Romania's Revolution Part 2: Serving Up Justice
New leaders sack corrupt officials, arrest mafia dons, boost press freedom, and clean up post-Communist era
BUCHAREST, ROMANIA — When one thinks of Romania's capital, "upbeat" rarely comes to mind. It is a sprawl of bleak, concrete high-rises, decaying 19th-century palaces, and prefabricated street kiosks, where stray dogs and street children compete for the sympathy of pedestrians.
But anticipation is in the air in Bucharest and other cities and towns across Romania.
Since taking office two months ago, the new center-right government has been cleaning house: Seemingly omnipotent state officials have been turned out of office, untouchable criminals arrested, and once-reviled dissident and ethnic minority leaders have been appointed to high government positions.
President Emil Constantinescu promises more: tough economic reforms, an end to endemic corruption, and an investigation to reveal the truth about Romania's mysterious 1989 revolution.
"It's not just a change of governments, it's a change of regimes," says political analyst Gabriel Andreescu of the independent Group for Social Dialogue. "Romania has been ruled by a mafia, which has used its control of the economy to enrich themselves. What the new government undertakes is not simply a struggle against corruption, but rather one to establish the rule of law."
Since the December 1989 revolt against Communist dictator Nicolae Ceausescu, Romania had been ruled by a group of former Communists. Until being voted out of office in November, they used control over state television, secret service, and local administrations to maintain their control of the country's political and economic life.
Opposition politicians, pro-democracy demonstrators, and leaders of the Hungarian minority were targeted for attacks by armed mobs of coal miners and migrant peasant workers, who are reported to have received instructions, transportation, and supervision from police and state officials. Such state-directed mob violence in 1990 - including violent interethnic clashes in Tigru Mures and a rampage by miners in Bucharest - left several dead and hundreds wounded. It also hurt Romania's image abroad.
Since sweeping the elections in November, the new government has made an accounting of these events - and fighting state corruption - top priorities. The leader of the miners has been detained by police investigating his role in mob violence and mafia activities. President Constantinescu pardoned an ethnic Hungarian man imprisoned after the Tigru Mures events, and relieved several top country officials in Transylvania of their posts.

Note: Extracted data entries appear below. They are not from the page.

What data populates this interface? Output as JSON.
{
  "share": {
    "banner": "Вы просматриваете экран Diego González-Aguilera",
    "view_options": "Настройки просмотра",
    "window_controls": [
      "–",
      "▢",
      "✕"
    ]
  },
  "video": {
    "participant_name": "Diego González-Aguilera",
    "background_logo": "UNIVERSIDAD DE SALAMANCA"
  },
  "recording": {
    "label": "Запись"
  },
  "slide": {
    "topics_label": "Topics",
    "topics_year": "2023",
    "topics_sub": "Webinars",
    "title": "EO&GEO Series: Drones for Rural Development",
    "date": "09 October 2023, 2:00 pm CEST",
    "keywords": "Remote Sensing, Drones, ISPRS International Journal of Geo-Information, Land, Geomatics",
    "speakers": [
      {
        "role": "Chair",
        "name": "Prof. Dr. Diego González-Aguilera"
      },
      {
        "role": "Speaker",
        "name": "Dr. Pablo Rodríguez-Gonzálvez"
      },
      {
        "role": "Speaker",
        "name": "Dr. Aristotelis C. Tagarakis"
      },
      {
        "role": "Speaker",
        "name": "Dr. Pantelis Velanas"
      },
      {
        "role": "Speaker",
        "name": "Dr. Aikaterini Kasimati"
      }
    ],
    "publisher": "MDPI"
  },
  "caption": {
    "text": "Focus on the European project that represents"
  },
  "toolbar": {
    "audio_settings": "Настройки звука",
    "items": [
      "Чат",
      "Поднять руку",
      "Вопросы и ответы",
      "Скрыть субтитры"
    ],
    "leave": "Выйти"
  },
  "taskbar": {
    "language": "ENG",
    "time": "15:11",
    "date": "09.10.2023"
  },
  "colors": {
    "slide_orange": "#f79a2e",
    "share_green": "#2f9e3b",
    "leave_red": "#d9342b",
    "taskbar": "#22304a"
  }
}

The old heads of state television, the national archives, and other institutions have been replaced by individuals more committed to the free flow of information.
"People are even more interested in justice being made than they are about the standard of living or day-to-day economic problems," Constantinescu told the Monitor in an exclusive interview. "The popular mentality has changed a great deal in the past seven years. People are ready for real change and reform, and are prepared to bear the costs."
Higher prices on horizon
While the president's anticorruption campaign clearly has widespread support, necessary economic reforms may not. Ongoing negotiations between the new government and the International Monetary Fund are expected to result in a harsh stabilization program in exchange for new credits. Economists predict energy and food prices to jump three or four times relative to salaries - a daunting prospect for ordinary Romanian families.
"The government must accept an austerity program if we are to avoid total economic collapse like they face in Bulgaria," says Ilie Serbanescu, an economist based in Bucharest.
"The government has the determination to take the necessary steps; they're afraid that some of these corrections will be too painful for the population to withstand." He says IMF and World Bank support for social support is vital if austerity measures - price liberalization, closure of loss-making factories, and streamlining of social-welfare programs - are to succeed.
"Communism is dead in political and economic terms, but it still has support in social terms across Eastern Europe," says prominent political analyst Silviu Brucan who held high offices during Romania's Stalinist period in the 1950s and early '60s.
"Principles of job security and social justice still run strong across the region. But the transition process cannot be stopped once it has started. We have to go the whole way, and we need to do it quickly while the external support is there," says Mr. Brucan.